Sri Alam berkuasa melalui kudeta berdarah hulubalang Minangkabau, yang
disebut-sebut telah berkomplot dalam pembunuhan Sultan Muda. Untuk
menyingkirkan pengaruh Minangkabau dari Kerajaan Aceh, sekaligus
membalaskan dendam kematian Sultan Muda, pada tahun 1596 ulama-ulama
Aceh melakukan pembunuhan berencana terhadap Buyong. Dengan terbunuhnya
Buyong maka berakhirlah pengaruh Indrapura di tanah rencong.
Kesultanan Indrapura yang beribu kota di Indrapura (selatan Painan),
merupakan pecahan dari Kerajaan Pagaruyung. Pada paruh kedua abad
ke-16, kesultanan ini memiliki pengaruh yang cukup luas di pesisir
barat Sumatra. Wilayahnya menjangkau daratan Aceh di utara hingga
Bengkulu di selatan.
Sultan
Abdul Jalil Rahmad Syah I atau yang dikenal dengan Raja Kecil adalah
salah seorang putra Pagaruyung pendiri Kesultanan Siak Sri Indrapura.
Sebelum mendirikan Kesultanan Siak pada tahun 1723, Raja Kecil sempat
bertahta di Kesultanan Johor (1717-1722). Namun kekuasaannya tak
bertahan lama, karena aksi kudeta yang dilancarkan Bendahara Abdul Jalil
dan pasukan Bugis. Di masa pemerintahannya, Kesultanan Siak melakukan
perluasan teritori hingga ke wilayah Rokan, dan berhasil membangun
pertahanan armada laut di Bintan. Pada tahun 1740-1745, Siak menaklukkan
beberapa kawasan di Semenanjung Malaysia. Dan 40 tahun kemudian,
wilayah kekuasaannya telah meliputi Sumatra Timur, Kedah, hingga Sambas
di pantai barat Kalimantan.
Di
Semenanjung Malaysia, Raja Melewar yang merupakan utusan Pagaruyung,
menjadi raja bagi masyarakat setempat. Pada tahun 1773, konfederasi
sembilan nagari di Semenanjung Melayu, membentuk sebuah kerajaan yang
diberi nama Negeri Sembilan. Kerajaan ini terbentuk pasca derasnya arus
migrasi Minangkabau ke wilayah tersebut. Seperti halnya masyarakat di
Sumatra Barat, rakyat Negeri Sembilan juga menggunakan hukum waris
matrilineal serta model adat Datuk Perpatih. Pada tahun 1957, Tuanku
Abdul Rahman yang merupakan keturunan Raja Melewar, menjadi Yang
Dipertuan Agung Malaysia pertama.
Di
Tapanuli, Sisingamangaraja yang dipercaya sebagai Raja Batak, juga
berasal dari Minangkabau. Hal ini berdasarkan keterangan Thomas Stamford
Raffles yang menemui para pemimpin Batak di pedalaman Tapanuli.

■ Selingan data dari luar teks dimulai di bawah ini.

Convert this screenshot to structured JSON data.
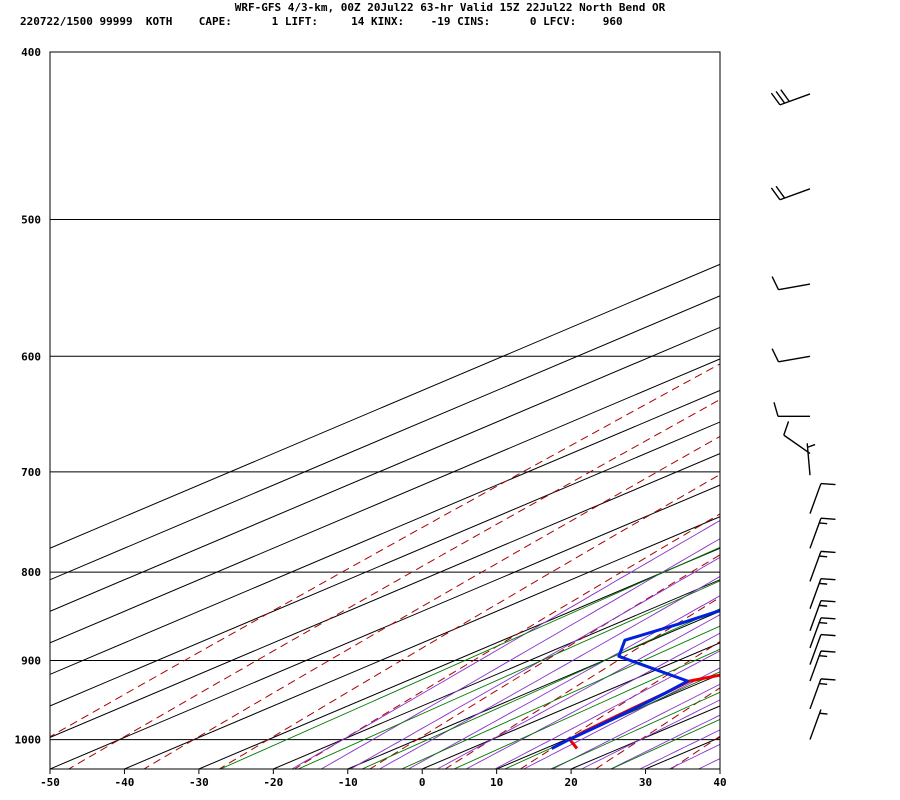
{
  "header": {
    "title": "WRF-GFS 4/3-km, 00Z 20Jul22 63-hr Valid 15Z 22Jul22 North Bend OR",
    "info": "220722/1500 99999  KOTH    CAPE:      1 LIFT:     14 KINX:    -19 CINS:      0 LFCV:    960"
  },
  "colors": {
    "temperature": "#ee0000",
    "dewpoint": "#0022dd",
    "isotherms": "#000000",
    "isobars": "#000000",
    "dry_adiabats": "#aa0000",
    "moist_adiabats": "#8833cc",
    "mixing_ratio": "#007700",
    "wind_barbs": "#000000"
  },
  "chart_data": {
    "type": "line",
    "diagram": "skew-T log-P",
    "xlim": [
      -50,
      40
    ],
    "ylim": [
      1040,
      400
    ],
    "y_scale": "log",
    "x_ticks": [
      -50,
      -40,
      -30,
      -20,
      -10,
      0,
      10,
      20,
      30,
      40
    ],
    "y_ticks": [
      400,
      500,
      600,
      700,
      800,
      900,
      1000
    ],
    "series": [
      {
        "key": "temperature",
        "points": [
          [
            1012,
            14.3
          ],
          [
            1000,
            10.5
          ],
          [
            990,
            9.9
          ],
          [
            965,
            9.2
          ],
          [
            940,
            8.6
          ],
          [
            925,
            8.0
          ],
          [
            915,
            11.1
          ],
          [
            904,
            14.0
          ],
          [
            893,
            14.2
          ],
          [
            867,
            14.0
          ],
          [
            807,
            13.4
          ],
          [
            773,
            10.3
          ],
          [
            752,
            8.2
          ],
          [
            707,
            6.1
          ],
          [
            650,
            4.2
          ],
          [
            600,
            0.9
          ],
          [
            550,
            -2.3
          ],
          [
            500,
            -6.3
          ],
          [
            455,
            -9.4
          ],
          [
            420,
            -13.9
          ]
        ]
      },
      {
        "key": "dewpoint",
        "points": [
          [
            1012,
            10.9
          ],
          [
            1000,
            10.4
          ],
          [
            980,
            10.0
          ],
          [
            960,
            9.4
          ],
          [
            940,
            8.6
          ],
          [
            925,
            7.8
          ],
          [
            910,
            -0.7
          ],
          [
            895,
            -9.3
          ],
          [
            876,
            -13.6
          ],
          [
            857,
            -11.5
          ],
          [
            844,
            -10.4
          ],
          [
            822,
            -7.8
          ],
          [
            782,
            -5.6
          ],
          [
            742,
            -8.7
          ],
          [
            700,
            -10.6
          ],
          [
            650,
            -11.5
          ],
          [
            600,
            -16.5
          ],
          [
            550,
            -21.0
          ],
          [
            500,
            -27.0
          ],
          [
            450,
            -32.8
          ],
          [
            420,
            -36.1
          ]
        ]
      }
    ],
    "wind_barbs": [
      {
        "p": 423,
        "dir": 250,
        "kt": 30
      },
      {
        "p": 480,
        "dir": 250,
        "kt": 20
      },
      {
        "p": 545,
        "dir": 260,
        "kt": 10
      },
      {
        "p": 600,
        "dir": 260,
        "kt": 10
      },
      {
        "p": 650,
        "dir": 270,
        "kt": 10
      },
      {
        "p": 683,
        "dir": 305,
        "kt": 10
      },
      {
        "p": 703,
        "dir": 355,
        "kt": 5
      },
      {
        "p": 740,
        "dir": 20,
        "kt": 10
      },
      {
        "p": 775,
        "dir": 20,
        "kt": 15
      },
      {
        "p": 810,
        "dir": 20,
        "kt": 15
      },
      {
        "p": 840,
        "dir": 20,
        "kt": 15
      },
      {
        "p": 865,
        "dir": 20,
        "kt": 15
      },
      {
        "p": 885,
        "dir": 20,
        "kt": 15
      },
      {
        "p": 905,
        "dir": 20,
        "kt": 10
      },
      {
        "p": 925,
        "dir": 20,
        "kt": 15
      },
      {
        "p": 960,
        "dir": 20,
        "kt": 15
      },
      {
        "p": 1000,
        "dir": 20,
        "kt": 5
      }
    ]
  }
}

Mereka menjelaskan bahwa Sisingamangaraja adalah seorang keturunan
Minangkabau yang ditempatkan oleh Kerajaan Pagaruyung sebagai raja
bawahan (vassal) mereka. Hingga awal abad ke-20, keturunan
Sisingamangaraja masih mengirimkan upeti secara teratur kepada pemimpin
Minangkabau melalui perantaraan Tuanku Barus.